How do these non-single payer nations provide such excellent care? These nations employ a system that blends a flexible mixture of public and private, with most doctors, nurses and other professionals working for private medical groups, not for the government as in the Canadian or British-style single payer systems. Many hospitals also are in private hands, while others are in public hands.

The funding for healthcare in these nations is best described as a “shared responsibility” – employees, employers and the government all contribute a pre-determined amount. Both workers and their employers are subject to mandatory payroll deductions, and government chips in any shortfalls for poorer individuals, depending on income level or employment status.

The contributions from individuals, employers and government are deposited into private insurance funds that are non-profit and government-regulated (sometimes known as Sickness Insurance Funds, or SIFs). Additional private insurance can be purchased for premium services, such as a private room in the hospital.

But here’s the key part: the SIFs sit down at the bargaining table with the government and representatives from professional associations of doctors and healthcare professionals to set exact fee structures. They negotiate strict cost controls that have prevented expenditures paid by consumers from approaching anywhere near exorbitant U.S. levels. Cost controls are essential to the success of these “shared responsibility” systems.

The knock against a Canadian-style single payer system is that it leads to long waiting periods for legitimate medical procedures.
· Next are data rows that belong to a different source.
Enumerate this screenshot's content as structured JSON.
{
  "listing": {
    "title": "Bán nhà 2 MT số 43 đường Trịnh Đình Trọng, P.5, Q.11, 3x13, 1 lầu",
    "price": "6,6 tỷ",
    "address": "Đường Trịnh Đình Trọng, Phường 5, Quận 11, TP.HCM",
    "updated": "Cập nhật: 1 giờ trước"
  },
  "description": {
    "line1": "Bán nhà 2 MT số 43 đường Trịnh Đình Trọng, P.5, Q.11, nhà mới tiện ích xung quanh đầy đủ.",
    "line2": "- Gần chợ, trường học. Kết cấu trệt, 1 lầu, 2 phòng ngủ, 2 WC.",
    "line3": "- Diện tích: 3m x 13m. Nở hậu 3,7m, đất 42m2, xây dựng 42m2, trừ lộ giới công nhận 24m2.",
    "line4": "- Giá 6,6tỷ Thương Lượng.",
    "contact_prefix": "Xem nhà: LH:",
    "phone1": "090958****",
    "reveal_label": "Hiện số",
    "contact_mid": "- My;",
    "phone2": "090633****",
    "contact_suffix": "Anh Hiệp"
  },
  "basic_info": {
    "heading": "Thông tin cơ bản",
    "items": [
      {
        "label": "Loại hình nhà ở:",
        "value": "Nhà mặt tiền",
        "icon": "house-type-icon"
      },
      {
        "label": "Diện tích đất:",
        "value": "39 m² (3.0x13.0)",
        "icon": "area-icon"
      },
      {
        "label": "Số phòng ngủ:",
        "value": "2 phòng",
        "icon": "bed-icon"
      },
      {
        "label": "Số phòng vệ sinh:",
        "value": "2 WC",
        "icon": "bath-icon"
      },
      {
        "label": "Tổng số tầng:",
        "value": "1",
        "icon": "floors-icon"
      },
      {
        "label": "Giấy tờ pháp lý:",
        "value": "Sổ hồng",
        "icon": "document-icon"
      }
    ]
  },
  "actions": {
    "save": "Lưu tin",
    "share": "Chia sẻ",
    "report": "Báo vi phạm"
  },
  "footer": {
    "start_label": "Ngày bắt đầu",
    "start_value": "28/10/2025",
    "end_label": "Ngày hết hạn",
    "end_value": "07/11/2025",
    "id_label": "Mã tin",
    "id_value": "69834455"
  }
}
But research indicates that the “shared responsibility” nations have shorter wait periods for such procedures and better quality of care than either the United States or single payer nations like Britain, Canada and Sweden.

Many Brits take a train through the Chunnel to access quicker treatment in Belgium and France than they can receive at home. One young Swede who works in Brussels told me her healthcare in Belgium was much better than single payer healthcare in Sweden, where her grandmother had to wait 18 months for a hip replacement surgery.

Interestingly, the efficient healthcare system of the French, Germans and Belgians shares many similarities with the recent bipartisan healthcare legislation passed in Massachusetts that mandates a “shared responsibility” between employees, employers and the government. But the key difference is that the Massachusetts plan does not include cost controls, which understandably are difficult to enact on a state level.

Without cost controls, individuals will be saddled with mandatory monthly premiums that potentially have no ceiling. Over time, the Massachusetts government could easily face a dilemma of either sticking the taxpayers with footing the bill for escalating medical costs or scaling back the universal coverage.

The evidence is clear that cost controls are extremely important to any successful healthcare system. And the experiences of the public-private hybrid systems in France, Germany, Belgium, Japan and elsewhere show that it is possible to have your cake and eat it too. This is not to say that these countries’ healthcare systems are not facing stresses too, including rising costs, but they have the built-in flexibility with their public-private hybrids to cope with it.

The take-home lesson for healthcare reformers is that it is important to expand the debate and recognize that universal health coverage does not mean single payer. “Shared responsibility” plans can get the job done, but cost controls are fundamental to the success of any plan.